Après une quinzaine de minutes d’errance, la mise en scène de Félix-Antoine Boutin nous réconcilie néanmoins en partie avec l’abstraction du texte de Gabriel Plante en parvenant à lui conférer une cohérence esthétique qui fournit des éléments auxquels se raccrocher. Grâce à son inventivité et son intuition, combinées à la scénographie simple mais efficace d’Odile Gamache et à la musique de Christophe Lamarche-Ledoux, le metteur en scène nous plonge dans un univers digne d’un film de David Lynch : composée d’un lit et d’un bain, la chambre de motel où se retrouvent les deux personnages est recouverte de boiseries sombres ; au centre, une plateforme dont le lourd rideau de velours rouge dévoile tour à tour une cabine téléphonique dans un désert, une scène de stand-up, ou encore un site archéologique. Cette configuration spatiale contribue de belle façon à donner forme à la désorganisation qui est au cœur de ce spectacle. On peut dès lors plus facilement accepter le laïus des personnages, qui se produisent dans ce non-lieu de tous les possibles où ils ont fui.

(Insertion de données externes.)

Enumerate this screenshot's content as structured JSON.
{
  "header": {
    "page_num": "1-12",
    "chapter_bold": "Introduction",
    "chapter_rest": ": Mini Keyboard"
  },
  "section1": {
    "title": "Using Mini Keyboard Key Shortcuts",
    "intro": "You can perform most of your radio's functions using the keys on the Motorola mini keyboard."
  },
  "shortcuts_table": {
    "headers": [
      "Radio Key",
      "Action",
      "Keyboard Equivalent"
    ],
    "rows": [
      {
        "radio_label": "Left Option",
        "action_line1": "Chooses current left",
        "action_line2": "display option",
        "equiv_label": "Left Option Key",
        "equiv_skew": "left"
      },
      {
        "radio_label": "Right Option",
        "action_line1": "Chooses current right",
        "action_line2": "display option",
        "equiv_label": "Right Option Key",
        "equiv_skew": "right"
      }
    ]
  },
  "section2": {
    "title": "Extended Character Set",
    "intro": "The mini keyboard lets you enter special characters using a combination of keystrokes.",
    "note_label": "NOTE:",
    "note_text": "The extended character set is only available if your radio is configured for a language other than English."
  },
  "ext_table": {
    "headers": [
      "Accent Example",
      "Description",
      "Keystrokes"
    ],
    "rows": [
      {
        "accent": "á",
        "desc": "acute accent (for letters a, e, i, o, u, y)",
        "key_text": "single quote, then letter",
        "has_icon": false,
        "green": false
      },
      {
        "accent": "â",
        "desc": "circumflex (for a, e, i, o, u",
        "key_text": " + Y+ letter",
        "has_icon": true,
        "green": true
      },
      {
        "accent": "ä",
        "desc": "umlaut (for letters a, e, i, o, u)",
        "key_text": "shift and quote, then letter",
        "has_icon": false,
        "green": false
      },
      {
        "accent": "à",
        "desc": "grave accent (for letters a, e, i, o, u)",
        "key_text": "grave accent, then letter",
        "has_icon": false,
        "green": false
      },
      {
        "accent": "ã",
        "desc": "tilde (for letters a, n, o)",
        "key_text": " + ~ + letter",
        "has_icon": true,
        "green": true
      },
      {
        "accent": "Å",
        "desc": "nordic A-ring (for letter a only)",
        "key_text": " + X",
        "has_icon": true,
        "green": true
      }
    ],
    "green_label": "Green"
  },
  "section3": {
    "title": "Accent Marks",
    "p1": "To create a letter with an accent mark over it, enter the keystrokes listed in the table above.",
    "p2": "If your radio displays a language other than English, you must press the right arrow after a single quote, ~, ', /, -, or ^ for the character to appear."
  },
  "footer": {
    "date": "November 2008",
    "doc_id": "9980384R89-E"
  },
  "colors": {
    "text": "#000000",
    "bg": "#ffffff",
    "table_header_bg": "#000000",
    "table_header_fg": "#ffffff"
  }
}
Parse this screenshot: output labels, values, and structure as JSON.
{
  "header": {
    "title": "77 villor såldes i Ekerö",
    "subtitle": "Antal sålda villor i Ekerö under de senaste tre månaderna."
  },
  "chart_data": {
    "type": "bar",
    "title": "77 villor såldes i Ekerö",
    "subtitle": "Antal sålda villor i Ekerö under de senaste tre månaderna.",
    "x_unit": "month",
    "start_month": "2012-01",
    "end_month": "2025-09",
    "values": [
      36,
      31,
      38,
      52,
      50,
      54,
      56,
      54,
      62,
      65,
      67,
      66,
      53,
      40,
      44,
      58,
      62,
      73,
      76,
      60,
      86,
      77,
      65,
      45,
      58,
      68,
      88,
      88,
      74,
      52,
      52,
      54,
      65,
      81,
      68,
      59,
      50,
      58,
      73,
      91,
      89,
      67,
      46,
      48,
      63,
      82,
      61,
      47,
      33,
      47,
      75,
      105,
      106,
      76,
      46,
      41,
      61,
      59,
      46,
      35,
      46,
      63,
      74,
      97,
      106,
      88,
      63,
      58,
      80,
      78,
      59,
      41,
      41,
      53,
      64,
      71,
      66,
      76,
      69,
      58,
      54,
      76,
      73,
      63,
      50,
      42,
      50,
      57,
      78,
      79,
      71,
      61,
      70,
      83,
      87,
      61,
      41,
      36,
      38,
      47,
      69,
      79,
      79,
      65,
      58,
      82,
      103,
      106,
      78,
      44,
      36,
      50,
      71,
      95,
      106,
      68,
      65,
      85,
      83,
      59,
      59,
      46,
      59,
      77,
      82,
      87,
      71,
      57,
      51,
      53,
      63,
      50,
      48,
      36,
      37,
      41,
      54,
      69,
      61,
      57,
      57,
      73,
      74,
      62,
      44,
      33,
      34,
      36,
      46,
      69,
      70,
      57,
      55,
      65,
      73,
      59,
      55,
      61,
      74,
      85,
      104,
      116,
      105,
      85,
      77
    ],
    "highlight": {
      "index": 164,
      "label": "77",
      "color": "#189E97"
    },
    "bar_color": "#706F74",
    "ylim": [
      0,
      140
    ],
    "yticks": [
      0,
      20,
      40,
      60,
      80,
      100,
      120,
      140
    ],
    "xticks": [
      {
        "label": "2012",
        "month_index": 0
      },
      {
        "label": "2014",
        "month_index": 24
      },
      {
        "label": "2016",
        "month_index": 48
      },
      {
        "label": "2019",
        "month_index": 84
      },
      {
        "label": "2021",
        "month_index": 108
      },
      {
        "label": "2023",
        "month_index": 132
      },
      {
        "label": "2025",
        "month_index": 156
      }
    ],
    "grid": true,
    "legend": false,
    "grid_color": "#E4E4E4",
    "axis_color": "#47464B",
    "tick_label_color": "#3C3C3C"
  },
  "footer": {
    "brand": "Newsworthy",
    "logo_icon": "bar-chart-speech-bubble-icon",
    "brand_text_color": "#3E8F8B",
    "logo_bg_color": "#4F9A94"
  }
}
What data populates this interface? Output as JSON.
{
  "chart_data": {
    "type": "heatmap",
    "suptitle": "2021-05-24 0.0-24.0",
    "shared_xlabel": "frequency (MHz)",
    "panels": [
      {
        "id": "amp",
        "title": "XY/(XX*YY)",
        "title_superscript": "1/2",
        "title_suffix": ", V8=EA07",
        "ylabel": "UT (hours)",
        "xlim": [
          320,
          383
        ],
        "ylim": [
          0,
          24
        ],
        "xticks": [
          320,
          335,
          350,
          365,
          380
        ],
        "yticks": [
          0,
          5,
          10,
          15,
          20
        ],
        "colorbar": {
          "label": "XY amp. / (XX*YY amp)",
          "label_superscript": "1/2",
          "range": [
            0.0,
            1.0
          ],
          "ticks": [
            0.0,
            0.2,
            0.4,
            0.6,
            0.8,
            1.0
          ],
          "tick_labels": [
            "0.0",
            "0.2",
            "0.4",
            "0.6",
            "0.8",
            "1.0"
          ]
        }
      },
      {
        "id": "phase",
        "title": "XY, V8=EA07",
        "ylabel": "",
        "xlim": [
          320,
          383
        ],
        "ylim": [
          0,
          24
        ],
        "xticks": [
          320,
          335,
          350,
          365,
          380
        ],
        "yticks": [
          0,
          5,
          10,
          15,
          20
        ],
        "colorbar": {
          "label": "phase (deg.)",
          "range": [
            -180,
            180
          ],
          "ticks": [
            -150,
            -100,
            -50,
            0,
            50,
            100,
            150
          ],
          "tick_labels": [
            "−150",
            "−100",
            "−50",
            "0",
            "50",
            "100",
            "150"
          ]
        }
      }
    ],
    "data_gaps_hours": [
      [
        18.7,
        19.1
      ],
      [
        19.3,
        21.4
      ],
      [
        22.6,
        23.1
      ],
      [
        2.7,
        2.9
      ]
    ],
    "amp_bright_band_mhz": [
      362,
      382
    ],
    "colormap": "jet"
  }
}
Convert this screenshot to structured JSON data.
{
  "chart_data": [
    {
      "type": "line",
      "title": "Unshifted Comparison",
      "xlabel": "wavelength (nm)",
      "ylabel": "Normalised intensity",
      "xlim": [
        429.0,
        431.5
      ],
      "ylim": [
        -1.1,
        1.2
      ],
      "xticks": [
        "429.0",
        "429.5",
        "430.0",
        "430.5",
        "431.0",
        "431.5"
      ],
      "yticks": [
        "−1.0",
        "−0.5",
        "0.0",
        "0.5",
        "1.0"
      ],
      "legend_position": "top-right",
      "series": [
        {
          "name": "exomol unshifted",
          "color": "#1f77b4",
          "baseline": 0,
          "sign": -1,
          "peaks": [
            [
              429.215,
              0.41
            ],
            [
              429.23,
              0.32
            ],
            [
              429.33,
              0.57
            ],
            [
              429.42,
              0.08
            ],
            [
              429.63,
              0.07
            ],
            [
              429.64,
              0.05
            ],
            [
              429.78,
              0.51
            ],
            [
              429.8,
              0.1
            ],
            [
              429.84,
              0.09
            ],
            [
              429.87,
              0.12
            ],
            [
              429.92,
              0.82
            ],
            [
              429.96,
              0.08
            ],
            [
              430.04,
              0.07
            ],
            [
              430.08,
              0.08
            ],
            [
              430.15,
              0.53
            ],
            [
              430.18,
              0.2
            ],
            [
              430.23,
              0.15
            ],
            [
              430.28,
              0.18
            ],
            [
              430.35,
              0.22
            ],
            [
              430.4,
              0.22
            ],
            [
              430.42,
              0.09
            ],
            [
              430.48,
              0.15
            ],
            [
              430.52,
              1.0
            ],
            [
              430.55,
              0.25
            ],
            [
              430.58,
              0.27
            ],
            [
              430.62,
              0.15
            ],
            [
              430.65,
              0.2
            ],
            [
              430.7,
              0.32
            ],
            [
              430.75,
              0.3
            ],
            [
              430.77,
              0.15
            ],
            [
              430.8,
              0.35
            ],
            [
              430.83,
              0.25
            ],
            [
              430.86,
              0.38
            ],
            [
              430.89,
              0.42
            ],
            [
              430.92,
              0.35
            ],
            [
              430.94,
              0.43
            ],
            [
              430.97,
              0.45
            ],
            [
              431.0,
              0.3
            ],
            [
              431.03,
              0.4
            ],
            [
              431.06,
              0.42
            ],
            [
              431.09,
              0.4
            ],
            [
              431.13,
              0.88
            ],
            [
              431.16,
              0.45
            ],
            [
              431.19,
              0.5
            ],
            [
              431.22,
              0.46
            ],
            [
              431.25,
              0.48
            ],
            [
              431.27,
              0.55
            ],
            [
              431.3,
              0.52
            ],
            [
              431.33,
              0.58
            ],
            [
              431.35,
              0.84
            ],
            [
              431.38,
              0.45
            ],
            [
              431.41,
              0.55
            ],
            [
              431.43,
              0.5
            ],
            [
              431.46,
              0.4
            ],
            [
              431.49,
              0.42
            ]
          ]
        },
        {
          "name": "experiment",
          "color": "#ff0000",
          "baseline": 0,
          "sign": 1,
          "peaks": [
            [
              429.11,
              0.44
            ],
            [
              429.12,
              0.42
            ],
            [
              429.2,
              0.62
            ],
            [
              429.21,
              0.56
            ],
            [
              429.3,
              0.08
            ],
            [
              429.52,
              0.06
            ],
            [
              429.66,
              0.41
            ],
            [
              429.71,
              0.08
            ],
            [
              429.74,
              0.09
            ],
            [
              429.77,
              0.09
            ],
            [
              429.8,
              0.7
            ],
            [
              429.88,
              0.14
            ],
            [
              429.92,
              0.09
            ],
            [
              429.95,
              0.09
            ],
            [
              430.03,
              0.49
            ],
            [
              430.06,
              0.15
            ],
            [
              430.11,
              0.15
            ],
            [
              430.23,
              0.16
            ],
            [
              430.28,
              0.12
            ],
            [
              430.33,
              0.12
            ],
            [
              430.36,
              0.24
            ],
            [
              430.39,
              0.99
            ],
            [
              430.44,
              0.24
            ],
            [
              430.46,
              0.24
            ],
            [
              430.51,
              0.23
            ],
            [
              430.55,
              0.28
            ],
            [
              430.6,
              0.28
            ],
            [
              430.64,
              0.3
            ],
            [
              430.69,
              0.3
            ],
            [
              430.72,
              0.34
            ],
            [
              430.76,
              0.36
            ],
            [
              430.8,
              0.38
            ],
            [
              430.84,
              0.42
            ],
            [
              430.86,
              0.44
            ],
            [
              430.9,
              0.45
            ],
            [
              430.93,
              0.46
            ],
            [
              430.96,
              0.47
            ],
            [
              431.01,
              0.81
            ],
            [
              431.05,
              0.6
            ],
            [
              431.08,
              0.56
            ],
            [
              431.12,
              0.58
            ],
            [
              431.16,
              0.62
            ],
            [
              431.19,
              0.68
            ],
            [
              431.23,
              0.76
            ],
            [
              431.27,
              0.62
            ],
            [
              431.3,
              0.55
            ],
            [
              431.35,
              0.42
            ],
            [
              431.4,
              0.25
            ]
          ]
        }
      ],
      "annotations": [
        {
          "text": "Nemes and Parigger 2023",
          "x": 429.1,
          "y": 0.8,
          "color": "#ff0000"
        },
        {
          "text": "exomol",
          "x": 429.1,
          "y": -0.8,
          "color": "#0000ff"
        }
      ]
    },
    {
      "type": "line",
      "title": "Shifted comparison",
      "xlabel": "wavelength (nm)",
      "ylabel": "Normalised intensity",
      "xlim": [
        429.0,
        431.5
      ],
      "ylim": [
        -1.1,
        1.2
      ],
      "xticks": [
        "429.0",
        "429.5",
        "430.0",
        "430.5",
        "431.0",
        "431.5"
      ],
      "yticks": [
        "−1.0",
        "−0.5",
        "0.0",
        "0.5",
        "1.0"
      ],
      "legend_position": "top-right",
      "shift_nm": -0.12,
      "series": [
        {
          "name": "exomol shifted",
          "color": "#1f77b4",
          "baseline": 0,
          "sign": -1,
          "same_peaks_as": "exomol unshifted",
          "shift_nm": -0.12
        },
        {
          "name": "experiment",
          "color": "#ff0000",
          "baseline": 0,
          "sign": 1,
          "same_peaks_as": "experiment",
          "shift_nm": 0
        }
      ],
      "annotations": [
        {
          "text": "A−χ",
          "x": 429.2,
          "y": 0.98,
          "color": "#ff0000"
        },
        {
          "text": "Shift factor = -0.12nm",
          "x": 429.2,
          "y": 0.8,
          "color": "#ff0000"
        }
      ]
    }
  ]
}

Le malaise de la signifiance : un éloge de l’ambiguïté
Malgré la relative désorientation que provoque Sur l’apparition des os dans le corps, certaines réflexions parviennent à nous atteindre, notamment celles entourant l’identité, qui constituent les moments les plus aboutis du spectacle. En établissant un dialogue entre fond et forme, Plante interroge notre besoin maladif de signifiance, cette obligation à toujours nommer et ordonner le monde qui nous entoure afin de combler notre vide intérieur et de calmer notre angoisse d’être au monde. C’est ce que fait le personnage interprété avec nuances par Amélie Dallaire : en pleine crise existentielle, elle brise tous les os de son corps, puis les répertorie en les nommant un à un – même ceux dont on ignorait qu’ils puissent avoir un nom – pour savoir ce qui la constitue intérieurement. Elle mesure ensuite, à l’aide de calculs géométriques abstraits, la distance invisible qui la sépare de l’être aimé. À l’inverse, le personnage interprété par Gabriel-Antoine Roy revendique n’être pas grand-chose, lui qu’on a trouvé dans une ruelle, qui n’a pas d’histoire personnelle et ne porte pas de nom ; un être indéfini, ni homme, ni femme ; un être queer, un devenir-neutre. C’est une boîte de Pandore qu’ouvre alors le dramaturge, sans heureusement fournir de réponses aux maux de notre société qu’il met ainsi en lumière.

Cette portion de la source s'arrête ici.